Crumb has never been a friend to feminists. His attitude is quite well summed up in this rant from a 1970 strip: “Would you like me to stop venting my rage on paper? Is that what you’d like me to do, all you self-righteous, indignant females? All you poor persecuted downtrodden booshwah cunts? … Well, listen, you dumb-assed broads, I’m gonna draw what I fucking well please to draw, and if you don’t like it, FUCK YOU!!” This rant shows a fine writer at work (it’s almost poetic in its slow-burn rhythm); it also shows maybe not the best human being. His art resolves this duality — he’s an alchemist making gold out of venom.

Even though he’s been married for two decades to Aline Kominsky (herself a cartoonist who is, if anything, even more self-loathing than Crumb) and has a daughter with her, Crumb’s ambivalence about women is still obvious. The book highlights his infamous Devil Girl, the character that appeared in his infamous strip shown in Crumb (she loses her head and the “hero,” Flakey Foont, finds her more attractive without it). We see that strip here, plus a life-size sculpture of her, and I couldn’t help noticing her eerie resemblance to Aline.

Okay, if he’s sick and sexist, why is he important? I could say that his work offers an unblinking view of sickness and sexism from the inside, but that would diminish it (just as it would diminish Dostoyevsky). Crumb gives his id free rein, following any lead, no matter how dark or repulsive, no matter how bad it makes him look.
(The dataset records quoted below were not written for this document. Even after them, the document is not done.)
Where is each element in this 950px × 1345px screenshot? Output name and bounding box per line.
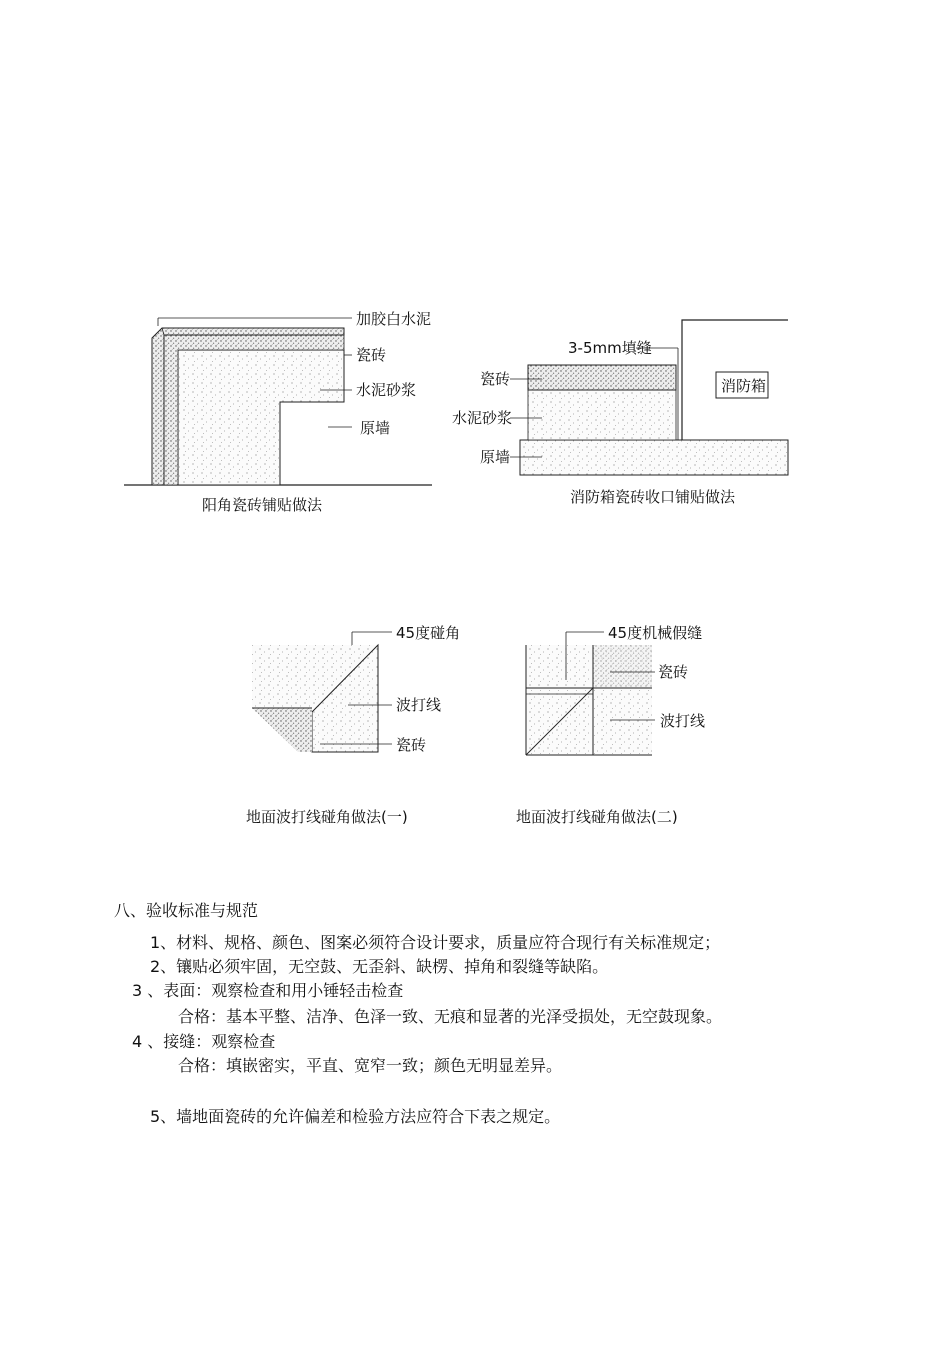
outer-corner-label: 加胶白水泥 <box>356 310 432 328</box>
outer-corner-label: 瓷砖 <box>356 346 387 364</box>
list-item: 4 、接缝：观察检查 <box>132 1032 276 1051</box>
corner-two-label: 45度机械假缝 <box>608 624 703 642</box>
figure-outer-corner-tiling <box>110 300 450 520</box>
fire-box-label: 瓷砖 <box>480 370 511 388</box>
list-item: 合格：填嵌密实，平直、宽窄一致；颜色无明显差异。 <box>178 1056 563 1075</box>
list-item: 2、镶贴必须牢固，无空鼓、无歪斜、缺楞、掉角和裂缝等缺陷。 <box>150 957 609 976</box>
figure-border-corner-one <box>240 620 480 835</box>
fire-box-caption: 消防箱瓷砖收口铺贴做法 <box>570 488 736 506</box>
corner-one-label: 45度碰角 <box>396 624 461 642</box>
outer-corner-label: 水泥砂浆 <box>356 381 417 399</box>
corner-two-caption: 地面波打线碰角做法(二) <box>516 808 678 826</box>
outer-corner-caption: 阳角瓷砖铺贴做法 <box>202 496 323 514</box>
figure-fire-box-tiling <box>450 310 795 520</box>
corner-one-label: 波打线 <box>396 696 442 714</box>
corner-two-label: 瓷砖 <box>658 663 689 681</box>
fire-box-label: 消防箱 <box>721 377 767 395</box>
list-item: 1、材料、规格、颜色、图案必须符合设计要求，质量应符合现行有关标准规定； <box>150 933 721 952</box>
list-item: 合格：基本平整、洁净、色泽一致、无痕和显著的光泽受损处，无空鼓现象。 <box>178 1007 723 1026</box>
fire-box-label: 原墙 <box>480 448 511 466</box>
figure-border-corner-two <box>510 620 760 835</box>
list-item: 3 、表面：观察检查和用小锤轻击检查 <box>132 981 404 1000</box>
corner-one-caption: 地面波打线碰角做法(一) <box>246 808 408 826</box>
corner-one-label: 瓷砖 <box>396 736 427 754</box>
outer-corner-label: 原墙 <box>360 419 391 437</box>
fire-box-label: 水泥砂浆 <box>452 409 513 427</box>
section-heading: 八、验收标准与规范 <box>114 901 259 920</box>
list-item: 5、墙地面瓷砖的允许偏差和检验方法应符合下表之规定。 <box>150 1107 561 1126</box>
fire-box-gap-label: 3-5mm填缝 <box>568 339 652 357</box>
corner-two-label: 波打线 <box>660 712 706 730</box>
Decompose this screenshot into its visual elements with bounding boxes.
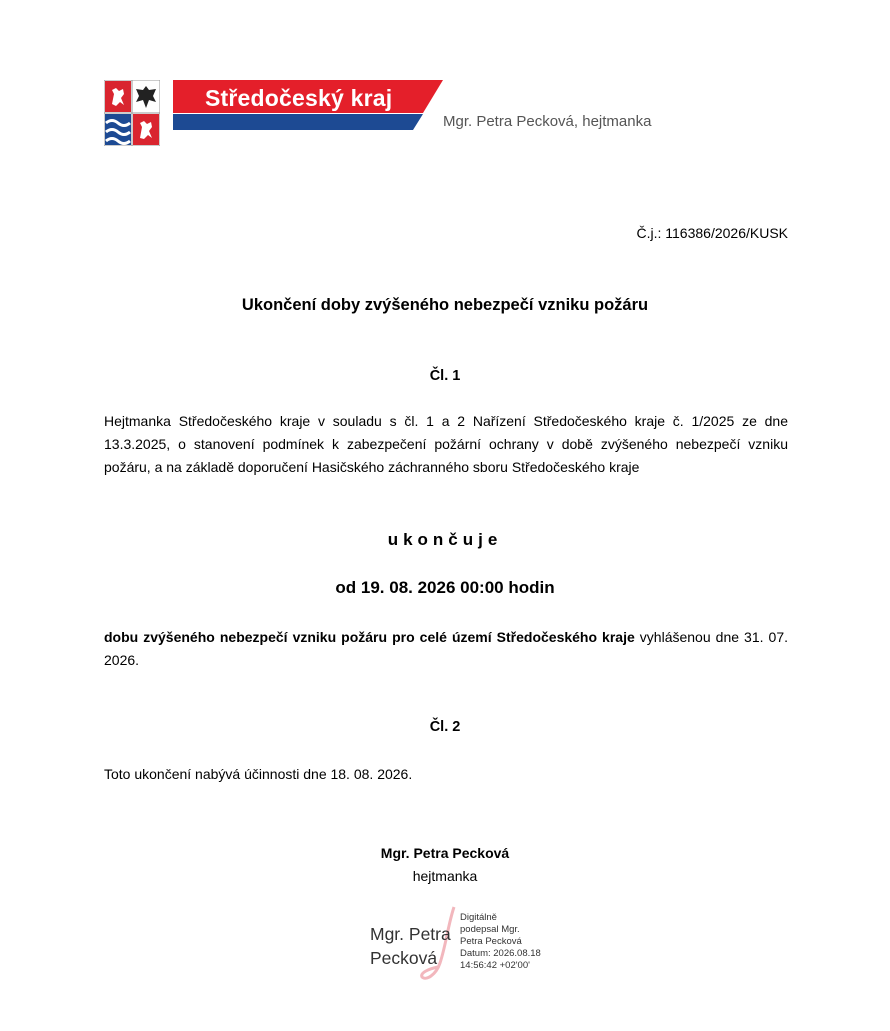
- signatory-name: Mgr. Petra Pecková: [380, 845, 510, 861]
- article-1-body-rest: vyhlášenou dne 31. 07. 2026.: [104, 629, 788, 668]
- digital-signature-info-line: 14:56:42 +02'00': [460, 960, 530, 971]
- digital-signature-info-line: Digitálně: [460, 912, 497, 923]
- article-2-text: Toto ukončení nabývá účinnosti dne 18. 08. 2026.: [104, 766, 413, 782]
- region-name: Středočeský kraj: [205, 85, 393, 111]
- digital-signature-info-line: Datum: 2026.08.18: [460, 948, 541, 959]
- header-official: Mgr. Petra Pecková, hejtmanka: [443, 113, 652, 130]
- digital-signature-name-line2: Pecková: [370, 948, 438, 968]
- article-1-verb: ukončuje: [387, 530, 503, 549]
- reference-number: Č.j.: 116386/2026/KUSK: [636, 225, 788, 241]
- digital-signature-info-line: Petra Pecková: [460, 936, 522, 947]
- signatory-role: hejtmanka: [412, 868, 478, 884]
- document-title: Ukončení doby zvýšeného nebezpečí vzniku požáru: [241, 296, 649, 314]
- digital-signature-info-line: podepsal Mgr.: [460, 924, 520, 935]
- digital-signature-name: [370, 922, 451, 970]
- article-1-heading: Čl. 1: [429, 368, 461, 384]
- article-2-heading: Čl. 2: [429, 719, 461, 735]
- coat-of-arms-icon: [104, 80, 160, 146]
- digital-signature-info: [460, 912, 570, 972]
- digital-signature-name-line1: Mgr. Petra: [370, 924, 451, 944]
- article-1-intro: Hejtmanka Středočeského kraje v souladu s čl. 1 a 2 Nařízení Středočeského kraje č. 1/2025 ze dne 13.3.2025, o stanovení podmínek k zabezpečení požární ochrany v době zvýšeného nebezpečí vzniku požáru, a na základě doporučení Hasičského záchranného sboru Středočeského kraje: [104, 413, 788, 475]
- article-1-body-bold: dobu zvýšeného nebezpečí vzniku požáru pro celé území Středočeského kraje: [104, 629, 635, 645]
- article-1-date: od 19. 08. 2026 00:00 hodin: [335, 578, 555, 597]
- article-1-body: [104, 626, 788, 672]
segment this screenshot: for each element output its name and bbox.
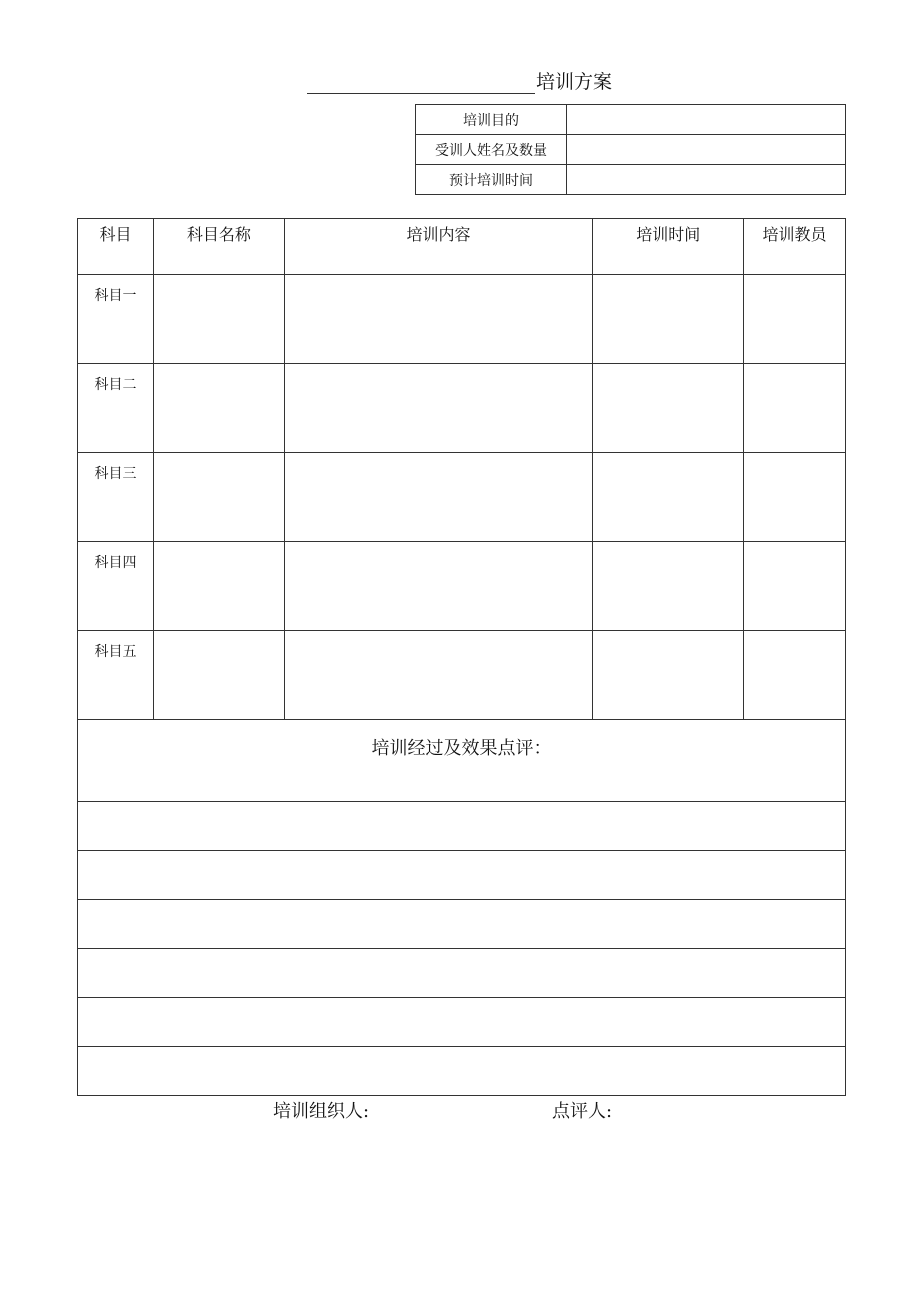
table-cell <box>593 364 744 453</box>
table-row <box>78 631 846 720</box>
header-cell: 培训时间 <box>593 219 744 275</box>
table-cell <box>284 275 593 364</box>
review-label: 培训经过及效果点评： <box>78 720 846 802</box>
review-line <box>78 1047 846 1096</box>
review-line <box>78 949 846 998</box>
info-value-cell <box>567 135 846 165</box>
table-cell <box>284 364 593 453</box>
info-row <box>416 165 846 195</box>
review-blank-cell <box>78 949 846 998</box>
table-row <box>78 364 846 453</box>
table-row <box>78 453 846 542</box>
info-table <box>415 104 846 195</box>
subject-label: 科目三 <box>78 453 154 542</box>
review-blank-cell <box>78 900 846 949</box>
review-blank-cell <box>78 851 846 900</box>
table-cell <box>153 364 284 453</box>
title-text: 培训方案 <box>536 71 613 93</box>
info-label: 受训人姓名及数量 <box>416 135 567 165</box>
review-line <box>78 851 846 900</box>
title-blank-line <box>307 69 535 94</box>
review-row <box>78 720 846 802</box>
table-cell <box>744 364 846 453</box>
table-cell <box>593 542 744 631</box>
table-cell <box>284 631 593 720</box>
table-row <box>78 542 846 631</box>
review-blank-cell <box>78 802 846 851</box>
info-value-cell <box>567 105 846 135</box>
table-cell <box>744 631 846 720</box>
header-cell: 培训教员 <box>744 219 846 275</box>
table-cell <box>153 275 284 364</box>
table-cell <box>593 631 744 720</box>
subject-label: 科目一 <box>78 275 154 364</box>
training-table <box>77 218 846 1096</box>
info-label: 预计培训时间 <box>416 165 567 195</box>
table-cell <box>284 453 593 542</box>
review-blank-cell <box>78 998 846 1047</box>
document-title <box>307 66 612 94</box>
review-line <box>78 998 846 1047</box>
table-cell <box>744 542 846 631</box>
table-cell <box>153 542 284 631</box>
review-line <box>78 900 846 949</box>
info-row <box>416 135 846 165</box>
table-cell <box>153 631 284 720</box>
header-cell: 科目名称 <box>153 219 284 275</box>
table-cell <box>744 453 846 542</box>
info-value-cell <box>567 165 846 195</box>
table-header-row <box>78 219 846 275</box>
subject-label: 科目五 <box>78 631 154 720</box>
subject-label: 科目二 <box>78 364 154 453</box>
subject-label: 科目四 <box>78 542 154 631</box>
review-blank-cell <box>78 1047 846 1096</box>
table-row <box>78 275 846 364</box>
table-cell <box>153 453 284 542</box>
header-cell: 科目 <box>78 219 154 275</box>
reviewer-label: 点评人: <box>552 1101 613 1122</box>
organizer-label: 培训组织人: <box>273 1101 370 1122</box>
header-cell: 培训内容 <box>284 219 593 275</box>
table-cell <box>593 453 744 542</box>
table-cell <box>744 275 846 364</box>
table-cell <box>593 275 744 364</box>
review-line <box>78 802 846 851</box>
info-label: 培训目的 <box>416 105 567 135</box>
table-cell <box>284 542 593 631</box>
info-row <box>416 105 846 135</box>
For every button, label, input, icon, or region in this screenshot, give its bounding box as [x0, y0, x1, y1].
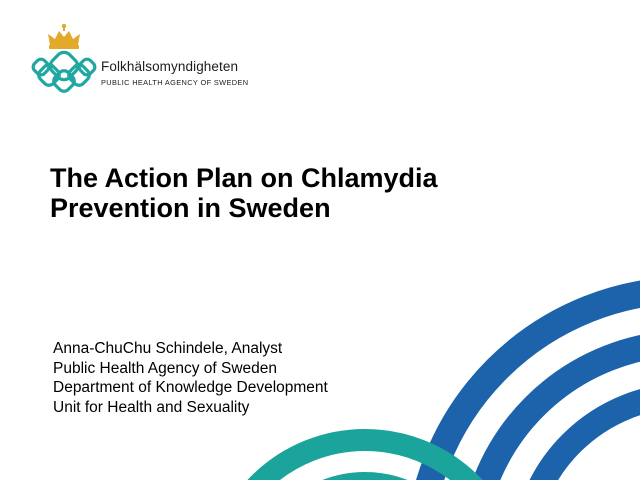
author-unit: Unit for Health and Sexuality — [53, 398, 250, 416]
agency-name: Folkhälsomyndigheten — [101, 59, 239, 74]
title-line-1: The Action Plan on Chlamydia — [50, 163, 438, 193]
crown-icon — [48, 24, 80, 49]
author-name: Anna-ChuChu Schindele, Analyst — [53, 340, 283, 357]
crown-knot-icon — [28, 22, 100, 102]
title-line-2: Prevention in Sweden — [50, 193, 331, 223]
agency-logo — [28, 22, 268, 102]
knot-icon — [31, 49, 97, 94]
author-block — [53, 339, 328, 417]
slide-title — [50, 163, 570, 223]
author-organization: Public Health Agency of Sweden — [53, 359, 278, 377]
agency-subtitle: PUBLIC HEALTH AGENCY OF SWEDEN — [101, 78, 249, 87]
author-department: Department of Knowledge Development — [53, 379, 328, 396]
blue-arc-outer — [418, 290, 640, 480]
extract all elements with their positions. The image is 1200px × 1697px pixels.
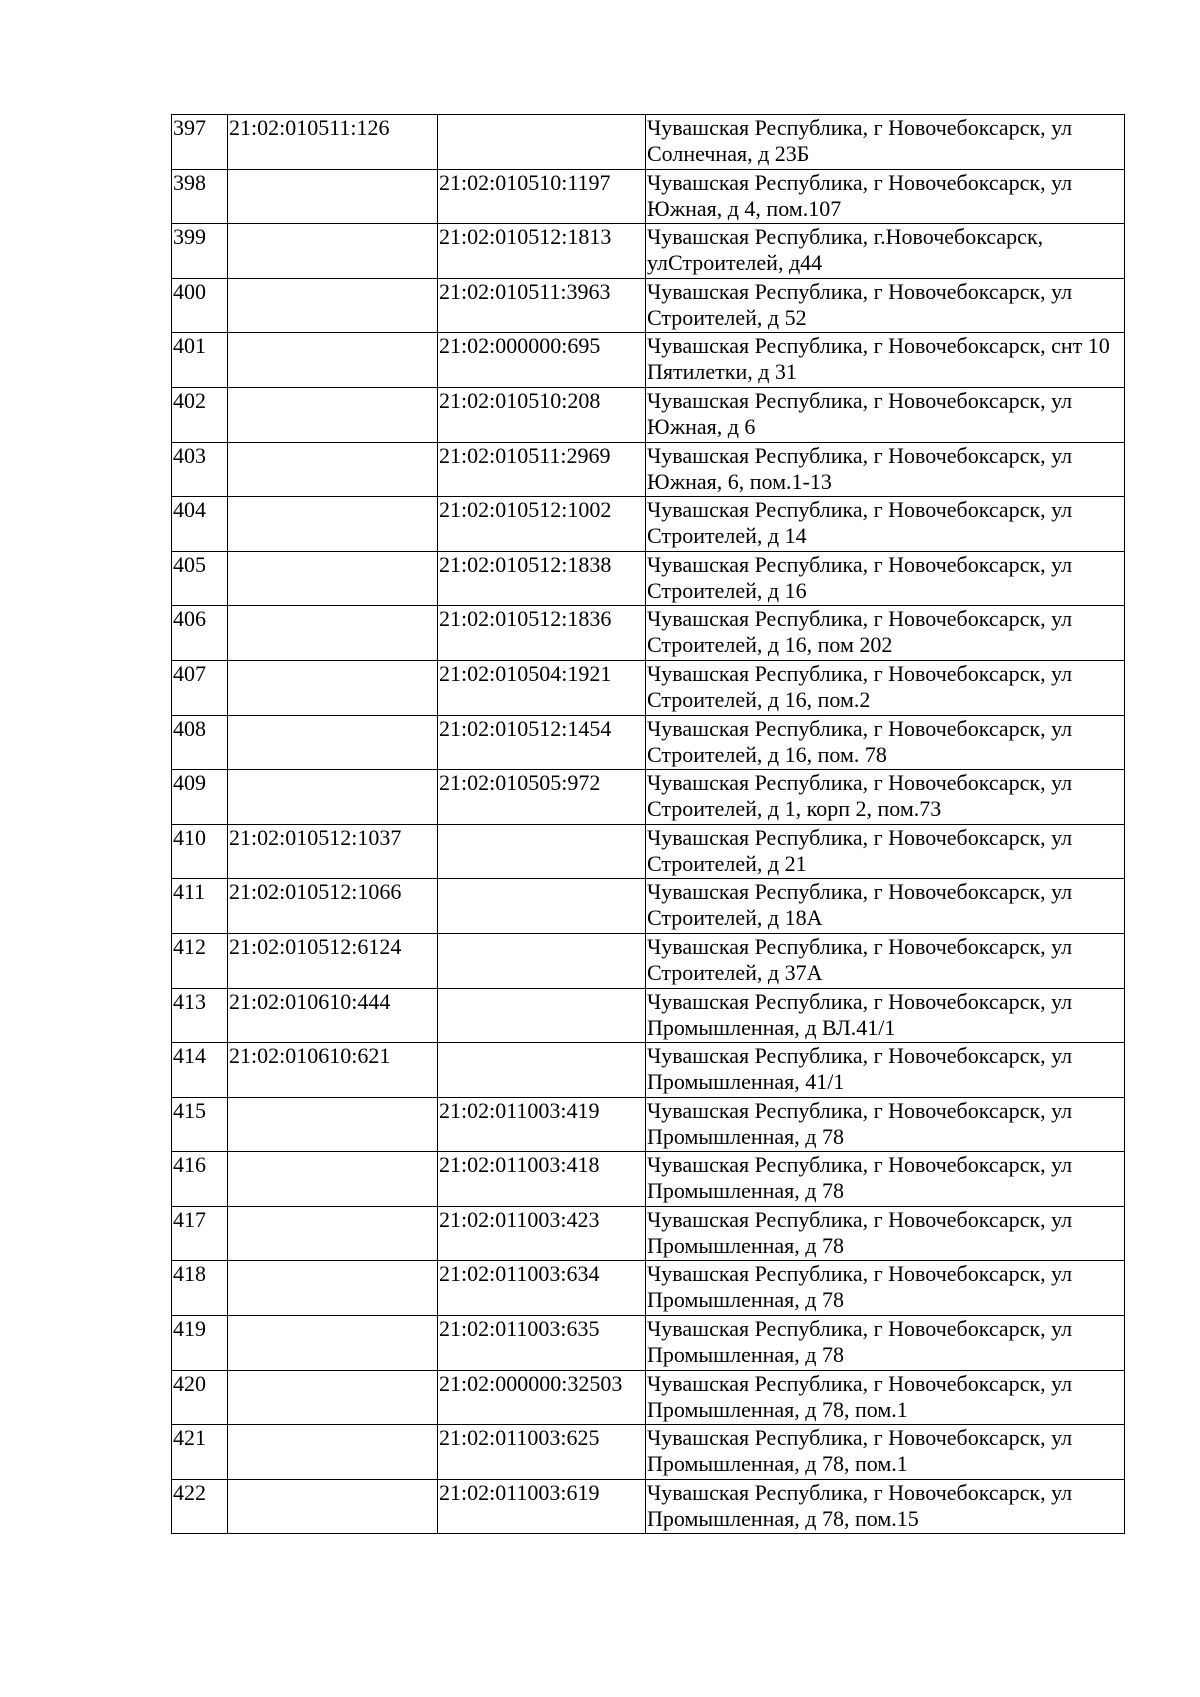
address-cell: Чувашская Республика, г Новочебоксарск, ул Строителей, д 21 [646, 824, 1125, 879]
cadastral-land-cell [228, 770, 438, 825]
cadastral-land-cell [228, 1370, 438, 1425]
cadastral-object-cell [438, 1043, 646, 1098]
row-number-cell: 412 [172, 933, 228, 988]
cadastral-land-cell [228, 1316, 438, 1371]
row-number-cell: 408 [172, 715, 228, 770]
address-cell: Чувашская Республика, г Новочебоксарск, ул Промышленная, д 78, пом.15 [646, 1479, 1125, 1534]
cadastral-land-cell [228, 1425, 438, 1480]
cadastral-object-cell: 21:02:000000:695 [438, 333, 646, 388]
cadastral-land-cell: 21:02:010512:1037 [228, 824, 438, 879]
table-row [172, 1043, 1125, 1098]
address-cell: Чувашская Республика, г Новочебоксарск, ул Строителей, д 16, пом.2 [646, 660, 1125, 715]
row-number-cell: 416 [172, 1152, 228, 1207]
cadastral-object-cell: 21:02:010512:1836 [438, 606, 646, 661]
cadastral-land-cell [228, 1152, 438, 1207]
row-number-cell: 420 [172, 1370, 228, 1425]
address-cell: Чувашская Республика, г Новочебоксарск, ул Строителей, д 18А [646, 879, 1125, 934]
cadastral-object-cell [438, 988, 646, 1043]
table-row [172, 169, 1125, 224]
row-number-cell: 422 [172, 1479, 228, 1534]
table-row [172, 278, 1125, 333]
table-row [172, 770, 1125, 825]
table-row [172, 660, 1125, 715]
cadastral-object-cell [438, 115, 646, 170]
row-number-cell: 409 [172, 770, 228, 825]
row-number-cell: 410 [172, 824, 228, 879]
address-cell: Чувашская Республика, г Новочебоксарск, ул Промышленная, д 78, пом.1 [646, 1425, 1125, 1480]
table-row [172, 551, 1125, 606]
address-cell: Чувашская Республика, г Новочебоксарск, ул Строителей, д 14 [646, 497, 1125, 552]
cadastral-land-cell: 21:02:010512:1066 [228, 879, 438, 934]
cadastral-land-cell [228, 442, 438, 497]
cadastral-land-cell: 21:02:010512:6124 [228, 933, 438, 988]
cadastral-object-cell: 21:02:011003:419 [438, 1097, 646, 1152]
cadastral-land-cell [228, 387, 438, 442]
cadastral-land-cell [228, 224, 438, 279]
address-cell: Чувашская Республика, г Новочебоксарск, ул Промышленная, д 78 [646, 1316, 1125, 1371]
cadastral-land-cell [228, 1097, 438, 1152]
table-row [172, 1152, 1125, 1207]
cadastral-object-cell: 21:02:010512:1454 [438, 715, 646, 770]
cadastral-object-cell [438, 824, 646, 879]
row-number-cell: 402 [172, 387, 228, 442]
address-cell: Чувашская Республика, г Новочебоксарск, ул Строителей, д 37А [646, 933, 1125, 988]
table-row [172, 1097, 1125, 1152]
cadastral-land-cell [228, 497, 438, 552]
address-cell: Чувашская Республика, г Новочебоксарск, ул Промышленная, д 78 [646, 1206, 1125, 1261]
cadastral-land-cell [228, 551, 438, 606]
row-number-cell: 407 [172, 660, 228, 715]
address-cell: Чувашская Республика, г Новочебоксарск, ул Южная, д 6 [646, 387, 1125, 442]
cadastral-land-cell [228, 1479, 438, 1534]
cadastral-object-cell [438, 933, 646, 988]
row-number-cell: 415 [172, 1097, 228, 1152]
cadastral-land-cell [228, 715, 438, 770]
row-number-cell: 403 [172, 442, 228, 497]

This in itself doesn’t equal art, but Crumb’s work has the added benefit of being funny — often appallingly funny, but still. And he has a Swiftian eye for the telling satirical detail. He nails Joe Sixpacks as ruthlessly as he skewers upper-middle-class intellectuals. He drags everyone down into the shit, and he makes sure that he doesn’t get away clean, either. (He’s a little better-looking than his uglified self-portraits would indicate.)

Perhaps the best testament to Crumb’s power is this: When we got a copy of the book at our library, our custodian — a 60-year-old guy who usually favors only books about World War II and had almost certainly never heard of Crumb — sat in the break room with his nose buried in the book for an hour. Now, explicit sexual material only makes up about ten small panels and three full-page illustrations in the 250-page book. So it can’t just be the dirty stuff that kept him busy for an hour. I think the sex might have caught his eye, but he kept reading to see what other stuff this bizarre character had done. As The R. Crumb Coffee Table Art Book proves, Crumb has done a lot of other stuff indeed.